Struggling with analog clocks is common with dyscalculia. My 27 year old daughter still has to count with her fingers in the air studying on it. She also can’t remember a phone number to save her life and gets turned around coming home from work sometimes. She has a really bad sense of direction.

Can’t they just use their cell phone to call and ask what time it is?

You will never drive a car that needs to be cranked.
You will see lots of analog clocks.

You may find one on the wall when you , say, take a professional examination like the bar exam, and no cell phones are allowed. Or in an office ,when you’re waiting impatiently for a big interview. Or in your elementary school classroom when you’re waiting for lunch.

It’s not an essential life skill…but it’s an important one.

I doubt if many Oklahomans write bar exams while they are children. If they are not bright enough to have picked up reading a dial clock on their own somewhere along the way, it would be best if they did not become lawyers.

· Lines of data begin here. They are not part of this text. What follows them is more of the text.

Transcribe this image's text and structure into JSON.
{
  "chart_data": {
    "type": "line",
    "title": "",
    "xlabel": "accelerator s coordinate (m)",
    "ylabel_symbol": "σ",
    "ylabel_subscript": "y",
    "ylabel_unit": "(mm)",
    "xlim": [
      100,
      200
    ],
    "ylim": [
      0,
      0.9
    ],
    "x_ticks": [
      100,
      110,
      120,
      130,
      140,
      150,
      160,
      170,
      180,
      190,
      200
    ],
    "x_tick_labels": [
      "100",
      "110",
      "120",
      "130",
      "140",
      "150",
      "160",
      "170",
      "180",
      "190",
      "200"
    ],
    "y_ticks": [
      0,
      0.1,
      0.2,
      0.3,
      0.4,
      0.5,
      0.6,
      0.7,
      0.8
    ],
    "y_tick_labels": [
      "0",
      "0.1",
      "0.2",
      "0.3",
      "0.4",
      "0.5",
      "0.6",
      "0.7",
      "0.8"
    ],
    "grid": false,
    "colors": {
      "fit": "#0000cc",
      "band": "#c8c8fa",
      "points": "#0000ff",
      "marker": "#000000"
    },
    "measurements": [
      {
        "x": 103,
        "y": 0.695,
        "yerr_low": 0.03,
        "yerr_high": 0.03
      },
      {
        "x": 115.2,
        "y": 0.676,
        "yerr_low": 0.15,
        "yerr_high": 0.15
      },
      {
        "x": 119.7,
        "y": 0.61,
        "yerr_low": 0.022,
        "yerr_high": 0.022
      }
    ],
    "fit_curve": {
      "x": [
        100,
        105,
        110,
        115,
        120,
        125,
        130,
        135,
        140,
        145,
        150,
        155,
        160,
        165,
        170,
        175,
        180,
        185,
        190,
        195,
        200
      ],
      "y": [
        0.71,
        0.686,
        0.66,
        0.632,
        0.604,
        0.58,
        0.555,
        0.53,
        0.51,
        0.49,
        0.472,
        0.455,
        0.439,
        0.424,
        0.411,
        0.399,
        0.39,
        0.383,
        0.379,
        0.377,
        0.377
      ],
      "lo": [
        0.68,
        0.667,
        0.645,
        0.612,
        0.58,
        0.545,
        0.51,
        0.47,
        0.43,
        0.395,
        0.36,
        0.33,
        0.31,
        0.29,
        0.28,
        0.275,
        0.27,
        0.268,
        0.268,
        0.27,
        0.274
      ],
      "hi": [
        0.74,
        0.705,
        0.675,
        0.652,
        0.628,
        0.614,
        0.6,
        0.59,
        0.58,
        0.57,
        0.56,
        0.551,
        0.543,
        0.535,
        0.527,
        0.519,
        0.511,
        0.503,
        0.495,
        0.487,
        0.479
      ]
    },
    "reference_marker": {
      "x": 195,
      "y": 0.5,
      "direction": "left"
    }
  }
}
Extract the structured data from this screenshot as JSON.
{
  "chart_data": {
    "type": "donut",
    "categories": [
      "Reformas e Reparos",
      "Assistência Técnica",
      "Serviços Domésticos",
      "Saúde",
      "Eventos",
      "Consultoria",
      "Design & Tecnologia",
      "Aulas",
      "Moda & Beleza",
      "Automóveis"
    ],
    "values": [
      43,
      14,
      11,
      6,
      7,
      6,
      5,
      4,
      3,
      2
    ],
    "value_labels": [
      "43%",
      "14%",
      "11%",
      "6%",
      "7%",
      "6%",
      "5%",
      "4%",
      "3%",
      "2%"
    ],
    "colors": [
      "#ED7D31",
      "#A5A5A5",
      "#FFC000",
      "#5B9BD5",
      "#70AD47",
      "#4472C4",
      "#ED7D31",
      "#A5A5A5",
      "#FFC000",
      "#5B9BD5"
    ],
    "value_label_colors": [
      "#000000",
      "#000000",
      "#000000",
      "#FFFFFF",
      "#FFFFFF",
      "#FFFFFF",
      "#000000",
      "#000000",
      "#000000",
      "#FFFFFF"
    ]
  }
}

Thanks for your well-informed and thoughtful reply, Ulf, with your informed opinion that teaching kids to read analog clocks is more trouble than it’s worth.

Still, in my own uninformed opinion, I’d like to see analog clocks stay on the schoolroom walls (perhaps alongside digital clocks) so that kids get used to seeing them, and so that at least kids who are curious, and capable of catching on relatively quickly, have the opportunity to learn how they work.

I don’t think there’s a single analog clock in my daughter’s middle school. They all have laptops. The clock in the office is digital.

I don’t recall seeing any clocks where my other daughter goes to college either. I really think we might need to accept that they’re dying out like rotary phones, which also stuck around long after usefulness.

I’ve got a question about how some people say times that seems to fit here. I know that “quarter to six” is 5:45 and “quarter past six” is 6:15. But I hear some people say “quarter of six”. What digital time does that refer to? I don’t hear it often, is it a regional thing?

I visit lots and lots of schools for my work, everywhere from Grade 1 right through universities, and analog clocks are still in the vast, vast majority. I’ve seen digital displays in common areas, like gyms or cafeterias, but analog clocks are by far more common in the classroom.